Foreclosed Homes

In the otherwise unwatchable 2005 film Fun With Dick and Jane actors Jim Carrey and Téa Leoni watch in dismay as their front lawn is repossessed. The turf is literally peeled off the surface of the earth, rolled up like wallpaper and carted away in the back of a pick-up truck. The natural landscape of their suburban world is revealed as very literally superficial. It is not a landscape at all, you could say, but a commercial product whose lifespan has nothing to do with biology and everything to do with affordability. The couple has fallen behind on their payments so their prosthetic terrain is taken away. ‘Not everybody could afford a landscape like that, eh?’ says Hector, the gardener, as he packs an armful of turf into his truck. Not everybody, indeed.

I’m reminded of an article by Charles Montgomery from the October/November 2008 issue of The Walrus. On a visit to Stockton, California, a town particularly hard-hit by foreclosures, Montgomery stumbled upon a bizarre growth industry: painting the dead lawns of foreclosed homes green using athletic turf dyes. ‘It seemed fitting that realtors in Stockton should consider it normal to paint these lawns green’, he explained to me by email. ‘It was only the appearance of vitality that mattered. Homes that looked palatial from the street were fragile inside: thin walls, cheap lights, shelves pinned to cardboardthin drywall. Everything about Stockton’s suburbs felt temporary, as though the place was a movie set – built to be consumed and abandoned.’

Of course, foreclosures in the US continue to accumulate with no genuine end in sight. Whole suburban developments that everyone expected to be booming have now been reduced to ghost towns. Lawns are drying up, if not repossessed outright; pools are turning green with algae or simply evaporating to form illegal skate parks; garages sit empty; upstairs bedrooms have fallen silent. In some cases wild animals have actually begun to colonize the derelict homes, like some avant-garde backdrop designed for a particularly exotic zoo. Mountain lions sleep atop uninhabited ranches, sunning themselves on pinewood decking.

This is the spatial residuum of the financial crisis. Like a modern-day Pompeii, it is a geography of collapse – in this case, an immersive archaeological site distributed nationwide.

Yet we mustn’t forget that these foreclosures did not begin today. In the mid-1990s, for instance, photographer Todd Hido had already begun to document repossessed homes in the greater Los Angeles area. These houses, forcibly abandoned and emptied of not quite all their contents, were sealed behind locked doors and left to accumulate dust. However those locked doors included coded lock-boxes containing keys, which Hido figured out how to access. He and a realtor friend discovered that the codes were nothing more complex than an abbreviation or anagram of the name of the bank that foreclosed on the property. ‘Home Savings of America was HSA’, Hido pointed out in a telephone interview. Enter that code and you can enter the building. ‘You could always tell what bank it was by the signs in front of the houses. I probably made it into forty or fifty of them that way and then I started taking pictures.’
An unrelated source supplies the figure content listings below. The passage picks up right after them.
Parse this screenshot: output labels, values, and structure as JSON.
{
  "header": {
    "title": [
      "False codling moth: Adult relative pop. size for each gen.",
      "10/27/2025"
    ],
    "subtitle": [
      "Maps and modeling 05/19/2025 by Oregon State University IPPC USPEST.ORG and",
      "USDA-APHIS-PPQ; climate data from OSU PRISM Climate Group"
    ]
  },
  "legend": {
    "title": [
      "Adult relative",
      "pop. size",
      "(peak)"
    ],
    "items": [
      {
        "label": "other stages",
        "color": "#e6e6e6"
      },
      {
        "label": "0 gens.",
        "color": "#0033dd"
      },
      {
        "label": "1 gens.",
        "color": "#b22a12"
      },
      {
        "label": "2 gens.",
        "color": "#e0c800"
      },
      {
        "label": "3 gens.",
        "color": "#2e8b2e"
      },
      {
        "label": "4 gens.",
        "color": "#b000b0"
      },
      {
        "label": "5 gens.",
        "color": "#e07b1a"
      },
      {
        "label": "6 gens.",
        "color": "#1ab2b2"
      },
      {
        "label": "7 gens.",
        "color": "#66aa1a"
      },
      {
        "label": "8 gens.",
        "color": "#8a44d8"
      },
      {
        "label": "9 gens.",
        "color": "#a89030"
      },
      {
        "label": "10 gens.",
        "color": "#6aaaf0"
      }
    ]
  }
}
When asked what he hoped to find Hido replied: ‘I was definitely more interested in the ones that weren’t cleaned up. A lot of times somebody would come in and wipe the place clean, but I concentrated on the simple little marks and the simple little traces left behind. You could tell where pictures had been hung, for instance, as if there were still stories on the walls themselves.’

The photos he produced are an odd kind of spatial portraiture: the inner lives of abandoned buildings. It’s as if we’ve come across some little-known burial practice in which 21st century homeowners have been entombed with none of their possessions. They are antechambers to the afterlife of the American Dream. In sheer volume alone our living rooms now far outweigh the pyramids: for every stone tomb in the world there are a thousand unused dens full of cat hair and dust. For every cemetery there is a dead lawn in Stockton. Take away the possessions and the electric lights and perhaps it is not a landscape meant for the living at all: the suburbs become a giant sepulcher.

Perhaps the most astonishing thing here, then, is to realize how mundane it will be when the world really does fall apart. It won’t be all fires and riots and warfare, but empty dining rooms and leaking sinks. Perhaps the only things we’ll leave behind are some carpet squares, maybe a broken lamp, perhaps some loose thumbtacks on the garage floor. So much for the monumental. Hido’s photos are all the more bleak for being so ordinary. There are stained rugs and scuff marks, old mattresses, weak afternoon sunlight filtered through cheap drapes and oil stains on concrete. Perhaps it’s much worse to realize that there isn’t some apotheosis of the suburban landscape on the way, a geographic rapture that will complete – and finally justify – our built environment.

There is no moment in the end when it will all make sense. We’ll evacuate a world we hardly knew, a purgatory of broken drywall and reclaimed lawns constructed by ancestors we will pretend not to understand.